Tuesday, January 23, 2007

Stomach Bug and stress

I havent written in a few days due to feeling extremely exhausted. I'm not quite at that sick point, but not well enough to feel like i have the energy to do anything. Fortunatley, last night and tonite Vinnie opted to eat out. Last nite we went to Memphis Championship BarBQ, one of my favorite places, and all i could eat were 2 potato skins and half a bowl of cream corn. They did have the waiters bring over a strawberry shortcake and sing happy birthday, which was unexpected and nice. I think they were both feeling a little bad about how i kept going on and on about how nice my family birthday party was sunday, which neither one of them attended. Tonite, all i wanted was a baloney and cheese sandwich. It's like mashed potatoes and gravy from KFC. When i'm sick and not feeling well, that's all i want to eat. I usually try to be a trooper and not let feeling bad keep me down, but everyone can tell how i'm feeling by what i'm eating. Funny how food tells alot about you. Whether your'e weight or health concious, lazy, sick, or even what time of the month it is. Find a woman eating half a roll of ready made cookie dough just out of the wrapper and you know to be on your best behavior.
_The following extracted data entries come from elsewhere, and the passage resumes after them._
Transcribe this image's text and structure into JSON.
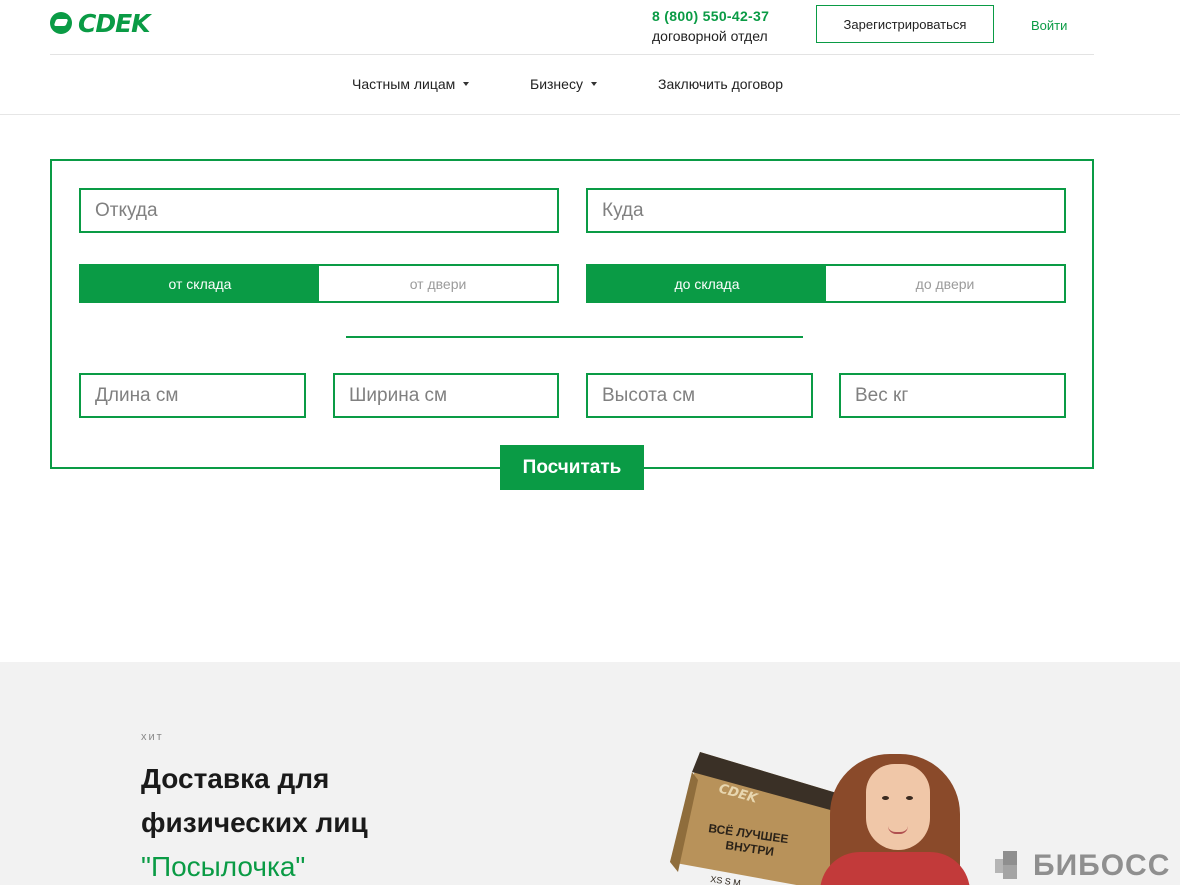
{
  "brand": {
    "logo_text": "CDEK",
    "color": "#0a9b45"
  },
  "header": {
    "phone": "8 (800) 550-42-37",
    "phone_caption": "договорной отдел",
    "register_label": "Зарегистрироваться",
    "login_label": "Войти"
  },
  "nav": {
    "items": [
      {
        "label": "Частным лицам",
        "has_dropdown": true
      },
      {
        "label": "Бизнесу",
        "has_dropdown": true
      },
      {
        "label": "Заключить договор",
        "has_dropdown": false
      }
    ]
  },
  "calculator": {
    "from_placeholder": "Откуда",
    "to_placeholder": "Куда",
    "from_toggle": {
      "active": "от склада",
      "inactive": "от двери"
    },
    "to_toggle": {
      "active": "до склада",
      "inactive": "до двери"
    },
    "length_placeholder": "Длина см",
    "width_placeholder": "Ширина см",
    "height_placeholder": "Высота см",
    "weight_placeholder": "Вес кг",
    "submit_label": "Посчитать"
  },
  "promo": {
    "tag": "хит",
    "title_line1": "Доставка для",
    "title_line2": "физических лиц",
    "title_accent": "\"Посылочка\"",
    "box_logo": "CDEK",
    "box_text_line1": "ВСЁ ЛУЧШЕЕ",
    "box_text_line2": "ВНУТРИ",
    "box_sizes": "XS S M"
  },
  "watermark": {
    "text": "БИБОСС"
  }
}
I've been in a bit of a rambling mood today. I had to pick Emily up from the airport and i swear i talked for 30 minutes nonstop. Of course, she hasnt been here for a week and i had alot to get off my chest. She's pretty much my only sounding board, as most girlfriends go, and is really good at just letting me vent without saying a word. Men always think that when your'e ranting and raving you want answers, help to solve your problems. No. What i want is to talk, have someone listen, a sounding board, a sympathetic ear. I think when men realize they dont have to fix everything, there might be a peaceful relationship. Anyone lucky enough to find that?